Baker also said they would be “laser focused” on Firefox. Instead, they fire engineers and keep “Diversity and Inclusion” people, and the Mozilla Foundation has turned into a political party calling for more Web censorship and Cancel Culture. So much “Free and Open Source” software today is endangered by letting in people who should have never been there in the first place. Mitchell Baker is “Exhibit A”.

What’s going wrong is that the far-left crowd, which is a hate group, has commandeered these communities, thrown in with the enemies like Microsoft and Google (who want FOSS to be in turmoil so that they can sit back, laugh, and watch us destroy each other), and the idea of people of good conscience being able to have disagreements isn’t tolerated. This is why Mozilla and Matrix.org are a match made in Hell and deserve each other.

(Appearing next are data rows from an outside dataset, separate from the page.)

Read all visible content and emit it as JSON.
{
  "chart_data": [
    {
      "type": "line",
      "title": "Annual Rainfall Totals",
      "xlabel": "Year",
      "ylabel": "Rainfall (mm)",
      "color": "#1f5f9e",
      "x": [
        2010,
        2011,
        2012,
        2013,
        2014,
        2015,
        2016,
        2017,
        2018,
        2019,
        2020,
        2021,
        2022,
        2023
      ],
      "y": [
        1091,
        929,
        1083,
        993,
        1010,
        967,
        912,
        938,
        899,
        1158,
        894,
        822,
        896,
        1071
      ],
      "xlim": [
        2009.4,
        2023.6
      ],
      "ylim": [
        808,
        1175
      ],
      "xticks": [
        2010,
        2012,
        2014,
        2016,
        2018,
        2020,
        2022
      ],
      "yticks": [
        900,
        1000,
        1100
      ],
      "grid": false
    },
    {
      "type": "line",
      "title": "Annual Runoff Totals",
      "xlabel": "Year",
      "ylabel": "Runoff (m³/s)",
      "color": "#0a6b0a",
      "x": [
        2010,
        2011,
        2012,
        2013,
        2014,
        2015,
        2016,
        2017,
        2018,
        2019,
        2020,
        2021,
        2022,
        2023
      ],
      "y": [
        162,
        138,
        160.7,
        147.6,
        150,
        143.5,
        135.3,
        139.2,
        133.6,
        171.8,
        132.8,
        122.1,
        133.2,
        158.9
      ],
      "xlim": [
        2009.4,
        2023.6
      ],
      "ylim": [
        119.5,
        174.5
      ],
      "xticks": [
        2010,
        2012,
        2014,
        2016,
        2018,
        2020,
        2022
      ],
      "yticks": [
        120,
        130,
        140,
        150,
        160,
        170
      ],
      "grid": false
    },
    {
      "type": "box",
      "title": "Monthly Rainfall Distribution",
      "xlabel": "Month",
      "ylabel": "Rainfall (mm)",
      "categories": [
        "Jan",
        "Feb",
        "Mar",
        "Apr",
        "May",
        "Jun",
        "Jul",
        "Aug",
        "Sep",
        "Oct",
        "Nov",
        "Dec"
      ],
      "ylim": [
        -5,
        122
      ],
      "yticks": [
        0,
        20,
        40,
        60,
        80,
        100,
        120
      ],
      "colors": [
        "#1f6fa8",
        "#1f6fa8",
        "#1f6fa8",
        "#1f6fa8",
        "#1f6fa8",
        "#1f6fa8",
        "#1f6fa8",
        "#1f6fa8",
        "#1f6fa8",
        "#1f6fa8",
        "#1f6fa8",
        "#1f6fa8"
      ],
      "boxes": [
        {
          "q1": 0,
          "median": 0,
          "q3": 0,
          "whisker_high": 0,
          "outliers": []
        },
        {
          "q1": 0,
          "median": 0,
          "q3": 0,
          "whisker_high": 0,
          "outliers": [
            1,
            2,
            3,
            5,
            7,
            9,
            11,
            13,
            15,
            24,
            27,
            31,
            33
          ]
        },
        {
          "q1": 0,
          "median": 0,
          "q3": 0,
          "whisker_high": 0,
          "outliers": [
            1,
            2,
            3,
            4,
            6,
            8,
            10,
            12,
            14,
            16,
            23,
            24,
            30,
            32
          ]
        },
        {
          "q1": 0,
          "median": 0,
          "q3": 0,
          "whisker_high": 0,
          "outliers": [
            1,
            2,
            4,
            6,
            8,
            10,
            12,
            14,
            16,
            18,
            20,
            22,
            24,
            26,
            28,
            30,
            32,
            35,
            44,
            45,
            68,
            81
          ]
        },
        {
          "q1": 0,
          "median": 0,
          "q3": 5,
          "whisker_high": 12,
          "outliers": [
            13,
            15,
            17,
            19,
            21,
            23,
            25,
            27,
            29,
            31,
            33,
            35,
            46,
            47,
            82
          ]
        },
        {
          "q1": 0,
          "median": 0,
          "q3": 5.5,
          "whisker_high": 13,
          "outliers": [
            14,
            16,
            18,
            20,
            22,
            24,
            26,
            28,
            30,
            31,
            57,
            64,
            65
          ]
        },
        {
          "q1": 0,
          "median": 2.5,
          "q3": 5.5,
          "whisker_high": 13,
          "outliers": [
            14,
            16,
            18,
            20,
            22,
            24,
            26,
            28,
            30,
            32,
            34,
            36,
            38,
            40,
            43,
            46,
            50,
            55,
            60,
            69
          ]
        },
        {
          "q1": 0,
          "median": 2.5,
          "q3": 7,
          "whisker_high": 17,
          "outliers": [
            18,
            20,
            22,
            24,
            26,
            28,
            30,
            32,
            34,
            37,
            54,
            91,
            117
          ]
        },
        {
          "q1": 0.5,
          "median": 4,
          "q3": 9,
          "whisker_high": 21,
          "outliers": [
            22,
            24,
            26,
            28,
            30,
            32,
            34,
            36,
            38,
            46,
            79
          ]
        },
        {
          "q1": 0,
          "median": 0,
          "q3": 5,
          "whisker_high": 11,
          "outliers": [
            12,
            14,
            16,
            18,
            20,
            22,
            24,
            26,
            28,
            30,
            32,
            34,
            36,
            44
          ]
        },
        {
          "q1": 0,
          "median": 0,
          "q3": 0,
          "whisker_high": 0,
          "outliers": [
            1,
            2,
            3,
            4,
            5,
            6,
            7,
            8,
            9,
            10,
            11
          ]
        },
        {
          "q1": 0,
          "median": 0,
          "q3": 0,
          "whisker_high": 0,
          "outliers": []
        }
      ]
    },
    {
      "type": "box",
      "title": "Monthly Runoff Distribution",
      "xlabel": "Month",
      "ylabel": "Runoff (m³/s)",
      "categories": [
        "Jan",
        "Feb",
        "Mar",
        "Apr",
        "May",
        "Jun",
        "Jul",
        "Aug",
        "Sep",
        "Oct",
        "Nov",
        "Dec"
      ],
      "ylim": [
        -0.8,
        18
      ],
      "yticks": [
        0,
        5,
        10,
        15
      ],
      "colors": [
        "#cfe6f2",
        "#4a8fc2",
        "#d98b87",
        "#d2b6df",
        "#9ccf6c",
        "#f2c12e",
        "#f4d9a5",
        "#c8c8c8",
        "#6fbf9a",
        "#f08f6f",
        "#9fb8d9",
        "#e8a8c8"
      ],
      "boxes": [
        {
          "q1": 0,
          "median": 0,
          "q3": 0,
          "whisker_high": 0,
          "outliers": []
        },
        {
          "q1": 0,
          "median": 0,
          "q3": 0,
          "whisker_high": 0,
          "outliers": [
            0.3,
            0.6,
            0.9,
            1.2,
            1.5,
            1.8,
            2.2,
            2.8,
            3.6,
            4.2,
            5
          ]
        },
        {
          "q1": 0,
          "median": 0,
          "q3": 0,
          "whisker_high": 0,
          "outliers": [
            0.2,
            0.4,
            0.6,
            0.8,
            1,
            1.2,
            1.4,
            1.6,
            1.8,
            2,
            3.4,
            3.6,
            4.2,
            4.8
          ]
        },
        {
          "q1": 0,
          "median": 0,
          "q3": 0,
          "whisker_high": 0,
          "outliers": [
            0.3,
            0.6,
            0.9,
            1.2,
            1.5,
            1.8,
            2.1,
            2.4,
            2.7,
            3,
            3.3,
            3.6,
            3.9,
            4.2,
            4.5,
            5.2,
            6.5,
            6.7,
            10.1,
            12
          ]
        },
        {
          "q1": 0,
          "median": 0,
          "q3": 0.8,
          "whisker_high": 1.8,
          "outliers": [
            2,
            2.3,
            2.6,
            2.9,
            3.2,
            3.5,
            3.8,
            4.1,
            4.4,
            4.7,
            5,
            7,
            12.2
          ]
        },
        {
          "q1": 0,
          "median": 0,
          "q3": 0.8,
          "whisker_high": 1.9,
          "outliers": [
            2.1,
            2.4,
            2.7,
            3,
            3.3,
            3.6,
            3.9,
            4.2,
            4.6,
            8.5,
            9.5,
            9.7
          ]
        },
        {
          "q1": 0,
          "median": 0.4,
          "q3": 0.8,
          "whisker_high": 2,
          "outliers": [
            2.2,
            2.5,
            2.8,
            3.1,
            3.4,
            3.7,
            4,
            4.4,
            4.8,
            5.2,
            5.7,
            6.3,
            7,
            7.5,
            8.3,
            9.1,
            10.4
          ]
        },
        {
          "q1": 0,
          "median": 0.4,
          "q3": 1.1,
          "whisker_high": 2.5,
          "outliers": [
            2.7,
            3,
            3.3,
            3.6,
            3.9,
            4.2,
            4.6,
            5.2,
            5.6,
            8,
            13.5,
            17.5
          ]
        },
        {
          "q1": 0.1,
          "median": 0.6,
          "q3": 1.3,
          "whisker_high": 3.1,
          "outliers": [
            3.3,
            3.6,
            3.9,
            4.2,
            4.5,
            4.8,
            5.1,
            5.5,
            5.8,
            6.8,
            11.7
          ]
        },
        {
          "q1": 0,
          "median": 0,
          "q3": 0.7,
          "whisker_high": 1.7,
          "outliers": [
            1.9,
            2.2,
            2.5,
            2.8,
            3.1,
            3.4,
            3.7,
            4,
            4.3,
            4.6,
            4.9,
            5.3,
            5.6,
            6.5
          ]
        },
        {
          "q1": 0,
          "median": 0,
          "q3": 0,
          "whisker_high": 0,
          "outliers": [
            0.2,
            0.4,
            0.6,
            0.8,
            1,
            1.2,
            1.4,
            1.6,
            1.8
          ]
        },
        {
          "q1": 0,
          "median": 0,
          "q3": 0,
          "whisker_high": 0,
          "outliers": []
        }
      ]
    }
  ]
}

20 years ago, FOSS was a different beast entirely. It was fun. It was novel. You could make tasteful jokes. In #techrights IRC yesterday, I pointed out that there is a program, now called GNOME Planner, that used to be called MrProject. The joke was that Microsoft had a MS Project. Today, this sort of thing is considered “inappropriate” and gets censored out as “offensive”. It’s offensive for some on the left that there are men and women, so they have to stop you from referencing that, even in a joke. It’s not offensive, so these people create “offense”, then they’re offended on behalf of other people. Then if you tell them to chill out, they’ll attack you by lashing out in bizarre ways. Using tactics like these, they’ve ran off, or tried to run off, people who are actually doing something important for the community. Such as how Matthew Garrett, who participated in Microsoft’s attacks on GNU/Linux (including Security Theater Boot, which he now hypocritically complains of as an anti-user lockout mechanism…duh), goes after Richard Stallman and Ted T’so using trumped up allegations which are bullshit.

Firefox isn’t fun anymore because Mozilla has gone to the dark side.

After the Firefox fork, Mozilla never cared much for the Suite continuing to exist, but there was enough interest to keep it around.

Eventually, they forced it to spin off into an unofficial program called SeaMonkey, which they never gave warm regards to. Then they forced SeaMonkey out of Mozilla completely.

But like Dick Van Dyke continuing to bring a little bit of decency into a new world mostly devoid of such, SeaMonkey is still there with us.

It reminds us of a more civilized time.